The --ntasks must be less than or equal to --nodes requested in SBATCH.

# This will work
#SBATCH --nodes=4
#SBATCH --ntasks=4

Here is an example that will cause an error:

# This will fail
#SBATCH --nodes=4
#SBATCH --ntasks=10

Important

When creating a Ray Cluster be aware of what the physical resources on each compute device are. You will only be able to allocate a maximum of physical resources from each compute type and node. You can configure defaults by modifying the src/resources.json file.

Multiple Ray Users#

If there are multiple users trying to create Ray clusters then you will need to set different ports to deconflict. This is an issue that will need to be resolved before rolling out to multiple users.

Setting TMPDIR#

Ray needs a TMPDIR directory to write out its Ray session files to connect to the Ray Cluster.

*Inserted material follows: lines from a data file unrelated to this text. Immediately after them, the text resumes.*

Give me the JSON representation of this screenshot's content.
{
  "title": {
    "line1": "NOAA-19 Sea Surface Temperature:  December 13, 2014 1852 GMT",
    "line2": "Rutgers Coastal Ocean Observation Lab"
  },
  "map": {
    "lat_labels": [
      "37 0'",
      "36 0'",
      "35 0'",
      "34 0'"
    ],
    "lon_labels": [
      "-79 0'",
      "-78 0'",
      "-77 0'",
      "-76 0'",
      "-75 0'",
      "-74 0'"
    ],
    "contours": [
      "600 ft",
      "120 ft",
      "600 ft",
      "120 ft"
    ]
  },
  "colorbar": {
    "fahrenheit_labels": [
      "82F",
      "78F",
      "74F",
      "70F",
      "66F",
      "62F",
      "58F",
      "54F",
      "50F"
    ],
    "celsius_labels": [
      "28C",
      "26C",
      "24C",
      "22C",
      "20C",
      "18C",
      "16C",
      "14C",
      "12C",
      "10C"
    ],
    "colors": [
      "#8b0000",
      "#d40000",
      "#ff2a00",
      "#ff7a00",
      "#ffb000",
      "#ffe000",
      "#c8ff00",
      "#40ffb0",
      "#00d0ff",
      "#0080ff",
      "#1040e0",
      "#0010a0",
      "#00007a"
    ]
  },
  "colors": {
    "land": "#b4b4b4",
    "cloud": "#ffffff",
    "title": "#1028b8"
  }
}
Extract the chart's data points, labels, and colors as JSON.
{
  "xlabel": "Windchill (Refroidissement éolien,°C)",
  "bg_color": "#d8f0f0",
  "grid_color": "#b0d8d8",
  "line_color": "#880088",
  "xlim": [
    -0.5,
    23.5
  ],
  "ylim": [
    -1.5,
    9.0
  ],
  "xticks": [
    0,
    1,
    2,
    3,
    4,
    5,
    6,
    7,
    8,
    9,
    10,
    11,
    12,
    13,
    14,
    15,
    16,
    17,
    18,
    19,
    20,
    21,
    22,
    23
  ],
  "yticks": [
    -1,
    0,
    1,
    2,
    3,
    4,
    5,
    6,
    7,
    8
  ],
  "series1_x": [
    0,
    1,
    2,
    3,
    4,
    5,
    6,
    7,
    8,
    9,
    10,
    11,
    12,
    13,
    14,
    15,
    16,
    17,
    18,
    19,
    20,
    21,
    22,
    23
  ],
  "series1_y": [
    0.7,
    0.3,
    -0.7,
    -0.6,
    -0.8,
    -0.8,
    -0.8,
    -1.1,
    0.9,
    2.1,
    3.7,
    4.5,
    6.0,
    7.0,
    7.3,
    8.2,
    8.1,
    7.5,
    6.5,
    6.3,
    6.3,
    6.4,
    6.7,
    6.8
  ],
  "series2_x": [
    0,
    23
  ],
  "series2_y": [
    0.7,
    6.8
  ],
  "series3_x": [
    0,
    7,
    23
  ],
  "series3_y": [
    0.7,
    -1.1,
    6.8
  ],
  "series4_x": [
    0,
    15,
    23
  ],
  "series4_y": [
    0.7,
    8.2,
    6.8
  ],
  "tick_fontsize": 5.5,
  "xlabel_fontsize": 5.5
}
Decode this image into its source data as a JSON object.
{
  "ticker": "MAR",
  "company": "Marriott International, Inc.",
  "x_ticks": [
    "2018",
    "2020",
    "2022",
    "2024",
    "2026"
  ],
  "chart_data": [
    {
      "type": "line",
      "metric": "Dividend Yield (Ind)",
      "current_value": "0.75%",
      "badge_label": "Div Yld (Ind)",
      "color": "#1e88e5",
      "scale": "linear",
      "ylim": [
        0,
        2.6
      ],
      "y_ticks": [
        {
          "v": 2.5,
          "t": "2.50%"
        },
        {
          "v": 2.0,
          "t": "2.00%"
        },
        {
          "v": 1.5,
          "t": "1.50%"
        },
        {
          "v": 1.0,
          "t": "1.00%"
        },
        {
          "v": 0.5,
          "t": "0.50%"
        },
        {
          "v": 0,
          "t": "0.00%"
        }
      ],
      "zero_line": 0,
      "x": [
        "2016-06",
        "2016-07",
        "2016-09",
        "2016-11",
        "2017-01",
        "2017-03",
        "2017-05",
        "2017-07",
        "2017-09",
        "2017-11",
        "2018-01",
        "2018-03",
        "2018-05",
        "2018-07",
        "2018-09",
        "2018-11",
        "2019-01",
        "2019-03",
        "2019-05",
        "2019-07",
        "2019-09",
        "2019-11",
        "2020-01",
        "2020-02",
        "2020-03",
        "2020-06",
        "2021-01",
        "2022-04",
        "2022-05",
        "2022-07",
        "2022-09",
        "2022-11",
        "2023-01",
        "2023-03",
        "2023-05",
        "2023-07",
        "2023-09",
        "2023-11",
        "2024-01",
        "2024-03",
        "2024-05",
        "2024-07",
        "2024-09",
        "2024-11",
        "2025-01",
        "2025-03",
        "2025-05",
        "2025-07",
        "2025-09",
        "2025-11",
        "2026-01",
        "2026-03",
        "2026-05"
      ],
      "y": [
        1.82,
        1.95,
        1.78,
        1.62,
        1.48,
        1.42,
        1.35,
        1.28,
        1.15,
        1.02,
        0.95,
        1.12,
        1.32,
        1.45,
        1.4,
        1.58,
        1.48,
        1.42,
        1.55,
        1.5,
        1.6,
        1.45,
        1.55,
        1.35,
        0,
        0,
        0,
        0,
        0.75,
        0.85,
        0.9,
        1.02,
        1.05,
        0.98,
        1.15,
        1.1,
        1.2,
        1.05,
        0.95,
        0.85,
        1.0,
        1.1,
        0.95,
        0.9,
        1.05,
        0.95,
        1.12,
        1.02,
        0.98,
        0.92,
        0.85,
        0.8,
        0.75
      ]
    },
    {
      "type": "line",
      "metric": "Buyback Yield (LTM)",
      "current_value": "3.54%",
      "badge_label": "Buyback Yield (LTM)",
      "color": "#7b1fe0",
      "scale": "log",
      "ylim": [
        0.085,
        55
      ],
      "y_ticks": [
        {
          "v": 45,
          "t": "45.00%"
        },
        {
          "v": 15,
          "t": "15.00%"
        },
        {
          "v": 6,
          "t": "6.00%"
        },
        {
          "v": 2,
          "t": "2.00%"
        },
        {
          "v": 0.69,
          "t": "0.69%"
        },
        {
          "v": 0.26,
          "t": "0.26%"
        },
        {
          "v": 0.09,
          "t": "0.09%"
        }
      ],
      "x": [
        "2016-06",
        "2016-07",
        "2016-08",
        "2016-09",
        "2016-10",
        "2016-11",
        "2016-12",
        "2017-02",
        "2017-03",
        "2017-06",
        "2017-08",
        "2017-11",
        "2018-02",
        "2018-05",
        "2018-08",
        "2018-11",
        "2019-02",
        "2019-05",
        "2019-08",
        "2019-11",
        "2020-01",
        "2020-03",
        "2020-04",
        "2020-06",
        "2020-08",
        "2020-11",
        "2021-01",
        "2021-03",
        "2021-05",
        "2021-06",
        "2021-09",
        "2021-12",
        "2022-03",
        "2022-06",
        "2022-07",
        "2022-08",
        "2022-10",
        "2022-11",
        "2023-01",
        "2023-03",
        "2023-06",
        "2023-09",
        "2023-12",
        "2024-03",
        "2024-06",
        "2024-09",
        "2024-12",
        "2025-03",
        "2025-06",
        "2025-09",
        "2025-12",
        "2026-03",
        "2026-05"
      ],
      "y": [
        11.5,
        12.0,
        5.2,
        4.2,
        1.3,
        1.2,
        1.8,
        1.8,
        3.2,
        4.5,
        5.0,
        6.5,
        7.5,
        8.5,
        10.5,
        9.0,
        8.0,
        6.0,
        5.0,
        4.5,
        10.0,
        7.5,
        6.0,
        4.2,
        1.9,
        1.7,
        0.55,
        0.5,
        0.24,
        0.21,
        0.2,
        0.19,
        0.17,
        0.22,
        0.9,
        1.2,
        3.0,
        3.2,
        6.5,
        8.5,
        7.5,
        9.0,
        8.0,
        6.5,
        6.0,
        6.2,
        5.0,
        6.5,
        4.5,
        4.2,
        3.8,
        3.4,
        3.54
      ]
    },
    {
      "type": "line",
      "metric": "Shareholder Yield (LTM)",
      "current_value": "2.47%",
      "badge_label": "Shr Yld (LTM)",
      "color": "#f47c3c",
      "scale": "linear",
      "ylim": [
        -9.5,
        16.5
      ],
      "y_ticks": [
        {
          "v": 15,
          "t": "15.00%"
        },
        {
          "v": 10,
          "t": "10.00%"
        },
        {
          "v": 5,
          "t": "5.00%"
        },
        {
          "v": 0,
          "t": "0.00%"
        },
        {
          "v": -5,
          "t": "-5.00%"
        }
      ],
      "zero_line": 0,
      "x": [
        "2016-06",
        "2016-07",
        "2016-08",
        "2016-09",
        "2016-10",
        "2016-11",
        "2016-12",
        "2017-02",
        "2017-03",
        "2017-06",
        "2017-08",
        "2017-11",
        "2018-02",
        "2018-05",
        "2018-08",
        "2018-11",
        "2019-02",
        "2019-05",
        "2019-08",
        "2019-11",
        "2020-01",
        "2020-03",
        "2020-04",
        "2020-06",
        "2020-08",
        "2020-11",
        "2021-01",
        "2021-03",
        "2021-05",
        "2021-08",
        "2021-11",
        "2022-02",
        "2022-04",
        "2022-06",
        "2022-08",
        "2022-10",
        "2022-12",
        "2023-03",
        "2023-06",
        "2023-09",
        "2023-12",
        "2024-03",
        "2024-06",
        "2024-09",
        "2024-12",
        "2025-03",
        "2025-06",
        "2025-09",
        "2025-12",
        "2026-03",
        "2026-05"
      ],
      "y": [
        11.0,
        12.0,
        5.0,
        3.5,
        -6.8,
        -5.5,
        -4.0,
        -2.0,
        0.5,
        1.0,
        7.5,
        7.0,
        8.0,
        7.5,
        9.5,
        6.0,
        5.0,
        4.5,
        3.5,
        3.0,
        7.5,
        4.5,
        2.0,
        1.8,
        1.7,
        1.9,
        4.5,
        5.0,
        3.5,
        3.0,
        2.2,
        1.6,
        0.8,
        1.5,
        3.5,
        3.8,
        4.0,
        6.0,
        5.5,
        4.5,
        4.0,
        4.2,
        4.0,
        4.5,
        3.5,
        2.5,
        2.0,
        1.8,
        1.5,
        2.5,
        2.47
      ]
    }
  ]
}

The TMPDIR need to meet two criteria:

  1. TMPDIR must be a writable location.

  2. TMPDIR must be mounted on the host system.

An issue with the Ray backend is that it uses TMPDIR to set up its socket connections. The problem is described here.

Error

The error below is raised when using the backend: ray:

`OSError: AF_UNIX path length cannot exceed 107 bytes`

Ray needs to create a temporary folder. The path of this folder is composed of two parts:

  • Example of a part created by tempfile.mkdtemp(prefix="outflow_ray_"):

`/var/folders/qj/147cfvxs1xq6bp88xdcd4vt80000gq/T/outflow_ray_b2f2h7js`
  • Example of a part created with strftime in ray/node.py :

`session_2021-05-05_16-16-18_112187_70483`

Both are long, and there is a system limitation of 107 bytes for sockets names. See issue where the problem is described

A workaround is to set en environment variable TMPDIR, TEMP or TMP to /tmp/ stated here. Tempfile.mkdtemp` will return a much shorter temporary file name.